Xi Jinping a tenu, le 30 avril, à appeler son homologue iranien, Hassan Rouhani, pour l’assurer de son entier soutien pour « remporter la victoire définitive contre la maladie ». Le président iranien, en retour, a salué avec emphase les « succès » de Pékin face au coronavirus. La Chine accuse désormais les Etats-Unis de tous les maux de l’Iran, laissant la France, l’Allemagne et le Royaume-Uni tenter de sauver ce qui peut l’être de l’accord sur le nucléaire, pourtant de plus en plus rejeté par les « durs » de la République islamique. Pékin ne craint plus de jouer sur le registre de la confrontation dans un Moyen-Orient où la rancoeur à l’encontre des Etats-Unis est générale, y compris en Arabie saoudite (Donald Trump a récemment menacé Mohammed ben Salman, le prince héritier et véritable « homme fort » du pays, de retirer toutes ses troupes d’Arabie si un accord sur le cours du pétrole n’était pas trouvé, une menace suivie d’effet, mais qui laissera des traces profondes dans la relation américano-saoudienne).

La Russie avait jusqu’à présent recueilli le plus grand profit du désengagement américain au Moyen-Orient, posant son soutien inconditionnel à Bachar al-Assad en gage de fidélité envers les régimes en place.
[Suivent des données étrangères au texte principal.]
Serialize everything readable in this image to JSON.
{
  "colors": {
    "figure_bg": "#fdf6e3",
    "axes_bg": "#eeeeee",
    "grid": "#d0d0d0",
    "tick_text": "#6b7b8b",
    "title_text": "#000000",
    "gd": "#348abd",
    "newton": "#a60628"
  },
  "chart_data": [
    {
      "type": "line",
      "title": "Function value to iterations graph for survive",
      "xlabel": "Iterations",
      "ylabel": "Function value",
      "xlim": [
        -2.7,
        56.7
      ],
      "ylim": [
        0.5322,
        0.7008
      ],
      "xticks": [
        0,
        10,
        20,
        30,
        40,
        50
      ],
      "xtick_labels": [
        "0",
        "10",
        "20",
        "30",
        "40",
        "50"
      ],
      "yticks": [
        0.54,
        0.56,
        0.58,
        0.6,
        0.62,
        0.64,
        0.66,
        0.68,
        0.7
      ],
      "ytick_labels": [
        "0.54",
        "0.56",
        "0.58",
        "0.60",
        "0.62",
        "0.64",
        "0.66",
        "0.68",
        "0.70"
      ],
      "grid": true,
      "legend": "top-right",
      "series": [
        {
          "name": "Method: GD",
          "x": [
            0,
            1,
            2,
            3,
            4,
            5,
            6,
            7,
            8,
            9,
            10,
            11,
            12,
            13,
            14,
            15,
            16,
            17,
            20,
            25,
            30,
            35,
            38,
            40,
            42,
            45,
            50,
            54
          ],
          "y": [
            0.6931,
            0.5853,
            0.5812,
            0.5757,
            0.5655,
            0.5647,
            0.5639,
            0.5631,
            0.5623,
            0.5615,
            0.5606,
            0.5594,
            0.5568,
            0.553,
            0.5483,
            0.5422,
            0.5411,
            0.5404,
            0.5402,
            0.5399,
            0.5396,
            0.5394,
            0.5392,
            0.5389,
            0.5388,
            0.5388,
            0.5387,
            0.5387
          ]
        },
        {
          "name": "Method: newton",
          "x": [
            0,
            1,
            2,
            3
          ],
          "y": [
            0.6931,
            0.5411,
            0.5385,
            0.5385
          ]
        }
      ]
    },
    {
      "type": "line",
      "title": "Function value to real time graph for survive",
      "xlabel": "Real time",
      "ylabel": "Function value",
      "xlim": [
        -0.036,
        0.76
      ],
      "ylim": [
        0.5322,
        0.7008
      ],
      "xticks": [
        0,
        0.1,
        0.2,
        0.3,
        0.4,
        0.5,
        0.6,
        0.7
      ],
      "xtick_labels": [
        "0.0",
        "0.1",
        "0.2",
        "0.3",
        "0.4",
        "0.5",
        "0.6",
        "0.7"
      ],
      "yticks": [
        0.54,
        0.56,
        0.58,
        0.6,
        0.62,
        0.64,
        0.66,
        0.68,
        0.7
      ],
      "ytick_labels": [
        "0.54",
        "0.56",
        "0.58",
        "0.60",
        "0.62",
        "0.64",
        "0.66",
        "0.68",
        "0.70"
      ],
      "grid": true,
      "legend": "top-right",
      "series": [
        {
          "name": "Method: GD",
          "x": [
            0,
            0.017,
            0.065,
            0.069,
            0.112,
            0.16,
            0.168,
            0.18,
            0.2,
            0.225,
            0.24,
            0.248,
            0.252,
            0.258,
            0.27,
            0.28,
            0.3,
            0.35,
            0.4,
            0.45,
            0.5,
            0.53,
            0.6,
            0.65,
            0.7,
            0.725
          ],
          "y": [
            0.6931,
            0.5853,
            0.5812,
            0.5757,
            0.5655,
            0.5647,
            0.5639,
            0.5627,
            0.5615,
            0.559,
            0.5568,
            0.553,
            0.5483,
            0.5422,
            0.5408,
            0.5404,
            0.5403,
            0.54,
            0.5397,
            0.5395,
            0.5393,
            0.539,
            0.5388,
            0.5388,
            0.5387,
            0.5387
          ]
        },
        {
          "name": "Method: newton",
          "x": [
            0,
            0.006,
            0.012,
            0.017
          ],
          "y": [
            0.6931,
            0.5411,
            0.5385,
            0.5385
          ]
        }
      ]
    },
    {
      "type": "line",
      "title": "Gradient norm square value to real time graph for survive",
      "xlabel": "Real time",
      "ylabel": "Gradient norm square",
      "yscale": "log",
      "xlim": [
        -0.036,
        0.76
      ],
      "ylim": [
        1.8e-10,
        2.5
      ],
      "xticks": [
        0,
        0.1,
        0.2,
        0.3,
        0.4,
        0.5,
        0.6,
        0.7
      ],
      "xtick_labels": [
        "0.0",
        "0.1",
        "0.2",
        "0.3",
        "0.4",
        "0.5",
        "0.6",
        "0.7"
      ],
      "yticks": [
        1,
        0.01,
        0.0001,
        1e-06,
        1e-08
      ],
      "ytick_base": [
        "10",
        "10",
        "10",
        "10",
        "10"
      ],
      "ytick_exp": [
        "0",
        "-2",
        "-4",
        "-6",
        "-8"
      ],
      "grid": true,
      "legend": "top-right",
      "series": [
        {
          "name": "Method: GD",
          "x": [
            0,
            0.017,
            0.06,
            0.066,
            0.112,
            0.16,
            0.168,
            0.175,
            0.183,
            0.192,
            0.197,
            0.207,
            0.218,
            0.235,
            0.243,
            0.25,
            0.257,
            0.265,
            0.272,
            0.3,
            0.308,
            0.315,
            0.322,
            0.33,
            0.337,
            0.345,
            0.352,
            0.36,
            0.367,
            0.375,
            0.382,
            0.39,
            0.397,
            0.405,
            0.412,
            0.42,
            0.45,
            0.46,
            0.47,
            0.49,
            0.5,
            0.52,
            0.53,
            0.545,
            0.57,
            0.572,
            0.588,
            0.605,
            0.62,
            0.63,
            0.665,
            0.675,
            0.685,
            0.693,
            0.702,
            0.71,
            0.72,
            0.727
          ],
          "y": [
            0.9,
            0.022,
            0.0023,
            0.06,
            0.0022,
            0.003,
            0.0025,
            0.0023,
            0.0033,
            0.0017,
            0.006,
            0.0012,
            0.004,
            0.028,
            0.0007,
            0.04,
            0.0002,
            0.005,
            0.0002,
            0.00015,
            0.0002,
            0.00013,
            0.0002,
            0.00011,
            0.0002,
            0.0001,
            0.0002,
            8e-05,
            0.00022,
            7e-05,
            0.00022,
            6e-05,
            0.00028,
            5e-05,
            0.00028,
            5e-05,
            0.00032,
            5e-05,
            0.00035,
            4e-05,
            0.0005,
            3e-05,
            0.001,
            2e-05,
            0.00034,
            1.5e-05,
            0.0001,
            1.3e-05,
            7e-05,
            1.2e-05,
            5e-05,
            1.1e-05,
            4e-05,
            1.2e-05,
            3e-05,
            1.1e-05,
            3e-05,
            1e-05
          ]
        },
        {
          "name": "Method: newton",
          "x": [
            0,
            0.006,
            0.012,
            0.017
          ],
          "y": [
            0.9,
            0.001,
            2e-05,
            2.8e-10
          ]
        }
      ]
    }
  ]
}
Mais les luttes de pouvoir au sommet à Damas et l’incapacité de Moscou à stabiliser la Syrie ont terni l’étoile de Vladimir Poutine dans la région. L’effacement international de la Russie durant la crise du coronavirus permet à la Chine de s’engouffrer dans la brèche au Moyen-Orient et de donner à sa politique régionale, jusqu’alors très économique, une dimension militante qui est sans doute appelée à durer.